Saturday, November 15, 2014

25 Years On


On Sunday, we will observe a tragic anniversary: it's now 25 years since a group of Salvadoran soldiers entered the University of Central America and murdered six Jesuit priests, their housekeeper and her daughter. Dragged from their beds, they were forced to lie down in their community's garden and, one by one, a bullet was put into the back of their heads.

Death is the consequence of authentically bearing witness to the Gospel in a sinful world. I am wary, then, of trying to use beautiful language to speak of my brother Jesuits and their friends who died, lest I run the risk of enveloping them in rhetoric and allowing their message to slip away. Their witness speaks, not through my words, but through the silence that their assassination calls out in us.

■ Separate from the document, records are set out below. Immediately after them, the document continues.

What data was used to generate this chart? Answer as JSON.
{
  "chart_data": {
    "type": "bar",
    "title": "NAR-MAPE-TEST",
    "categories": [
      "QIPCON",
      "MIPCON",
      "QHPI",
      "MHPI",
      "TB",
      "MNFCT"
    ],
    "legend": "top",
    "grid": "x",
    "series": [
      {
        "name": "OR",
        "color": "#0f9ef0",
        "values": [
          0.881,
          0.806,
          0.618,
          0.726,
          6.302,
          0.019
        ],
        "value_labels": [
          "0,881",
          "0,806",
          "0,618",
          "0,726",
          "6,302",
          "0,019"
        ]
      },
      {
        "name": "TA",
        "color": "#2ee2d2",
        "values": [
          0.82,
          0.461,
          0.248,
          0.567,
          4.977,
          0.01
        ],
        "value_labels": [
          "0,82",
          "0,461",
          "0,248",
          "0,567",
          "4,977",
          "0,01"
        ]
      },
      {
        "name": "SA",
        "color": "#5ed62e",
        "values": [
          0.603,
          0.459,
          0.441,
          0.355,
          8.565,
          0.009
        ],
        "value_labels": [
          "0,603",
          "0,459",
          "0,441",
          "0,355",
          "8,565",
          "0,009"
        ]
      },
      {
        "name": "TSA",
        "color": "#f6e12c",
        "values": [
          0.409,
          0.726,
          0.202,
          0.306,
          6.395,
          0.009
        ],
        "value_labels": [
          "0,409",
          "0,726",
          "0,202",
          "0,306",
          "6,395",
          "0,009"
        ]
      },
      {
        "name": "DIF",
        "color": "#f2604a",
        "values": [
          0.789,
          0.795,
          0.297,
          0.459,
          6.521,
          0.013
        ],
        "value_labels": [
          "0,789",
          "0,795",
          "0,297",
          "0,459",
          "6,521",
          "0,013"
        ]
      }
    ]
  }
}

The Jesuits of El Salvador were executed for attempting to give a voice to the voiceless, for trying to empower the poor to speak against dehumanizing oppression. There is a tragic fittingness that their deaths bear mute witness to the ongoing struggle of so many in our world.

As Christians, if we are disturbed by the horrific silencing of these voices, it is incumbent to ask one further question: why are we not equally disturbed by the silence of myriad voice, voices never heard? The scandal of the martyrs is not that their voices were cut short but that the those for whom they spoke, and tried to empower speech within, continue to remain unheard.